The experiment uses DNA from a frozen specimen of the extinct giant beast to reproduce their blood.
Sir Ian Wilmut, the pioneering scientist who created Dolly the sheep, has outlined how cells plucked from frozen woolly mammoth carcasses might one day help resurrect the ancient beasts.
The notional procedure was spelled out by Wilmut, the Edinburgh-based stem-cell scientist, leader of the team that unveiled Dolly as the world's first cloned mammal in 1996.
Although, it is unlikely that a mammoth could be cloned in the same way as Dolly, more modern techniques that convert tissue cells into stem cells could potentially achieve the feat, Wilmut said in an article published on the website, The Conversation.
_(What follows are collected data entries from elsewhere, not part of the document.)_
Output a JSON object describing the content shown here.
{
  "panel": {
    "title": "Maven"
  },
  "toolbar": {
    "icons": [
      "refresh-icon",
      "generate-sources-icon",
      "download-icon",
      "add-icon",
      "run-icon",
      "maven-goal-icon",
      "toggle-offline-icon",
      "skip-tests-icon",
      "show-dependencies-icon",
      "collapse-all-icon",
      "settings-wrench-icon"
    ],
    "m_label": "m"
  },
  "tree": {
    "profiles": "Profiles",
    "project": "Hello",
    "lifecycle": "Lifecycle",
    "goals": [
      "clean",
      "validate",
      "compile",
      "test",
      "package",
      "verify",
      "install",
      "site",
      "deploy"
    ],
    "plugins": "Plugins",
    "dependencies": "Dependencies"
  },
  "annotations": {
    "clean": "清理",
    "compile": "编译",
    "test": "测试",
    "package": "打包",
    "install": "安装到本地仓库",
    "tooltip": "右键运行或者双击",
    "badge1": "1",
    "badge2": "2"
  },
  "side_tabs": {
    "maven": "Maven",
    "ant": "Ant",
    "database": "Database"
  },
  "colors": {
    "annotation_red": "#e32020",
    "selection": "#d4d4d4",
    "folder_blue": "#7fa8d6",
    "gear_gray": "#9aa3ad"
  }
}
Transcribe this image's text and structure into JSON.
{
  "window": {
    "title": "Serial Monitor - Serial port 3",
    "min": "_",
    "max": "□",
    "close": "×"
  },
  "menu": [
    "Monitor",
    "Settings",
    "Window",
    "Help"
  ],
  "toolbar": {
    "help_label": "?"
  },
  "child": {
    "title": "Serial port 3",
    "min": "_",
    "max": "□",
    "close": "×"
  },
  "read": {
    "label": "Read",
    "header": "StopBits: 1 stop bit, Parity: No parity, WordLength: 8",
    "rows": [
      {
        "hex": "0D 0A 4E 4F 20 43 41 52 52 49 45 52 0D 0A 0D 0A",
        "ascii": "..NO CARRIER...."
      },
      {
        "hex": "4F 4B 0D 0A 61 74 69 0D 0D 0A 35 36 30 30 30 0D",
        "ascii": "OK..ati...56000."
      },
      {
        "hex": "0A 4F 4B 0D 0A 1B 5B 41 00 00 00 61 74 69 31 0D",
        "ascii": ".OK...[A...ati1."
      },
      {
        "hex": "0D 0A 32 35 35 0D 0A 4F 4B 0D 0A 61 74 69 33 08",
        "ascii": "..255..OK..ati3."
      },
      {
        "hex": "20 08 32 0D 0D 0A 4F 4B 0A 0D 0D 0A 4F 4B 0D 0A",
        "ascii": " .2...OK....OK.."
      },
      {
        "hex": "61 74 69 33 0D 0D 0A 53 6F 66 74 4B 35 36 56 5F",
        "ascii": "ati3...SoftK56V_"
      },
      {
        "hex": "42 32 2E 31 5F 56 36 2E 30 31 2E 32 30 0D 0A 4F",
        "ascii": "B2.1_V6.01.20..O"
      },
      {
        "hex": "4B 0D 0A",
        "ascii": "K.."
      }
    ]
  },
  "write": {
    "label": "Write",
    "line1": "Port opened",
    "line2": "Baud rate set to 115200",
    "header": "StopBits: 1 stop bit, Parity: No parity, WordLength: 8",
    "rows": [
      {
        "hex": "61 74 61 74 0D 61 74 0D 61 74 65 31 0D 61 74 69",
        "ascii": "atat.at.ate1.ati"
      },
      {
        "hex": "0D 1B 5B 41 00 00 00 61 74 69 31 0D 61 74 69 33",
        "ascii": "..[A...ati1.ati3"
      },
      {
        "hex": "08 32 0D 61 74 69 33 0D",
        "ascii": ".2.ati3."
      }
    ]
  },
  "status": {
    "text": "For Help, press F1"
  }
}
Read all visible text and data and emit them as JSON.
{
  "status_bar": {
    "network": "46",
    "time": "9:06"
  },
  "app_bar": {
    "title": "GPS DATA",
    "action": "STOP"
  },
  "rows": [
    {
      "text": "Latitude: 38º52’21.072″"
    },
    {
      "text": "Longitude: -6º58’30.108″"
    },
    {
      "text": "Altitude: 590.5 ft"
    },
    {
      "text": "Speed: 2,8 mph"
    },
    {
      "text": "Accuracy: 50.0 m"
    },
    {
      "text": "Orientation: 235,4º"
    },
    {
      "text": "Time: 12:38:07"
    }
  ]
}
"I think it should be done as long as we can provide great care for the animal. If there are reasonable prospects of them being healthy, we should do it. We can learn a lot about them," he added.
The giant beasts roamed the Earth tens of thousands of years ago in a period called the late Pleistocene. Their numbers began to fall in North America and on mainland Eurasia about 10,000 years ago, the report said.
The most complete woolly mammoth carcass ever recovered from Russia was unveiled at an exhibition in Yokohama, Japan earlier this month. The baby female mammoth lived about 39,000 years ago, and is remarkable for the preservation of her fur and soft tissues, such as muscle.
Its samples have been sent to the laboratory of South Korean stem cell scientist Hwang Woo-suk, who, with Russian researchers, hopes to clone the mammoth, the report said.